- Born: Jefferson Daniel Wood July 6, 1973 (age 53) San Bernardino, California
- Education: Savannah College of Art and Design
- Known for: Graphic design, Poster art
- Awards: Pollstar CIC first, 2004, 2009

= Jefferson Wood =

American graphic designer

Jefferson Wood (born July 6, 1973) is an American artist and one of the leading designers of concert posters and admats for the music industry. Wood is closely identified with Tom Petty & The Heartbreakers, Jimmy Buffett, Sublime with Rome, George Jones, Paul McCartney, Imagine Dragons, Nipsey Hussle, Luke Combs, ZZ Top, The Highwaymen, GG Allin, The Doobie Brothers, Xxxtentacion, Eminem, Van Halen and Todd Rundgren, designing some of their best known posters and admats. He also makes admats for celebrities outside of the music industry, such as the comedian Gabriel Iglesias. His posters are featured in many films and documentaries, including the Runnin' Down a Dream As a comic book artist, his work appeared regularly in Image Comics Big Bang Comics and other titles in the 1990s

==Education==
Wood studied at the Savannah College of Art and Design where he received a BA in 1995. He was the first in the world to graduate with a degree in Sequential art. Wood studied under comic book illustrator Bo Hampton (who himself was a student under Will Eisner and Al Williamson).

==Posters==

Wood's illustration style is somewhat unusual compared to other poster designers, consisting of brushlines and cross hatching. He is ambidextrous and can simultaneously pencil with both hands at the same time, or ink with one hand and pencil with the other.

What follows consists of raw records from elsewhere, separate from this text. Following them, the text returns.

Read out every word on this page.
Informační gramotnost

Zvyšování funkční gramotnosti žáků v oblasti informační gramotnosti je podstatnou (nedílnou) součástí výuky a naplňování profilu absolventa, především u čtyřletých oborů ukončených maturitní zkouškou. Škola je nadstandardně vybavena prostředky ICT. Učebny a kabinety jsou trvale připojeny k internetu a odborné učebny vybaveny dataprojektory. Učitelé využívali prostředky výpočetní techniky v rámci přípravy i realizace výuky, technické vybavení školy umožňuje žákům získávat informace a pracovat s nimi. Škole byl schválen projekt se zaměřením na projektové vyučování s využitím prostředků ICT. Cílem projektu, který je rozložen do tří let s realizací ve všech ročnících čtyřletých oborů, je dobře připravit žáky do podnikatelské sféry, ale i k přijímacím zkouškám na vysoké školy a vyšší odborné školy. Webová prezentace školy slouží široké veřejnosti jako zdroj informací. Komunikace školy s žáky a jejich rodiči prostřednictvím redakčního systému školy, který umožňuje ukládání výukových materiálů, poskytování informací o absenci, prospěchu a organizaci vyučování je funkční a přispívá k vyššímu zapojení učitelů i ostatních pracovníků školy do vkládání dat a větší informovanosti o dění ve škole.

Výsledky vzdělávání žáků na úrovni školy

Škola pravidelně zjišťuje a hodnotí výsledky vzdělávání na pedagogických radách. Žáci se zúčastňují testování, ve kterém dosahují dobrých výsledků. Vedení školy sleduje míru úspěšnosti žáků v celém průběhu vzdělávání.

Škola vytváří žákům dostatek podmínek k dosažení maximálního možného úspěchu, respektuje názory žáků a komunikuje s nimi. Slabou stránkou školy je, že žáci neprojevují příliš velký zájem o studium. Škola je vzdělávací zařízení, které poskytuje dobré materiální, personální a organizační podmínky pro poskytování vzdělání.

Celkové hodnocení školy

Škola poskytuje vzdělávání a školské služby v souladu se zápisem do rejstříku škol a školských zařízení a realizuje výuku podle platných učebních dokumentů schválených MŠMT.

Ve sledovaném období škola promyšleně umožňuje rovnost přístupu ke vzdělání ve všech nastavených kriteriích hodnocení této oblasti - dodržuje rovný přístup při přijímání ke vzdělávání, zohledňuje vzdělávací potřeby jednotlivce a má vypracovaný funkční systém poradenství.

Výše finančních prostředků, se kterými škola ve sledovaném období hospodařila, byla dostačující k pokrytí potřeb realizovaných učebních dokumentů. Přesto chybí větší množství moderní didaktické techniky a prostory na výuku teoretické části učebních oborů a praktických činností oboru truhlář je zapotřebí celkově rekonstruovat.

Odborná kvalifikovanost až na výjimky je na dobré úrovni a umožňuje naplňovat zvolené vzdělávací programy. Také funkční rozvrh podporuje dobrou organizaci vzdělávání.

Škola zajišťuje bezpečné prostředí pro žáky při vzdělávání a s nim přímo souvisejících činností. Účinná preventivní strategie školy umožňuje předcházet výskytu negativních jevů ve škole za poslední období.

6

Wood does not make his posters available to the general public. They are screen printed in small quantities and only made available to promoters for the advertising of live concert events. The majority of his posters are displayed and subsequently damaged by the elements. Because of the rarity of examples of his work in excellent condition, many of his posters have sold for thousands of dollars.

An underground economy has grown out of this situation, that has resulted in people removing his posters often after only hanging up for a few hours for the purpose of re-selling. In response to this some promoters have used wheat paste to permanently adhere a poster to the sides of buildings. A collector chiseled around a wheat pasted poster and removed a portion of a wall to retrieve it.

==Awards and accolades==

The poster that won the 2009 Pollstar competition.

1st place Best Poster of the Year in the first ever Pollstar Concert Industry Consortium (CIC) poster contest (in 2004) with his poster for Tom Petty and the Heartbreakers.

That same poster was ranked No. 18 best rock poster of all time by Billboard Magazine.

His poster for The B-52s was ranked No. 1 Best Poster of the Year in the Pollstar CIC poster competition in 2009.
His poster for The Doobie Brothers was ranked No. 2 Best Poster of the Year in the Pollstar CIC poster competition in 2022.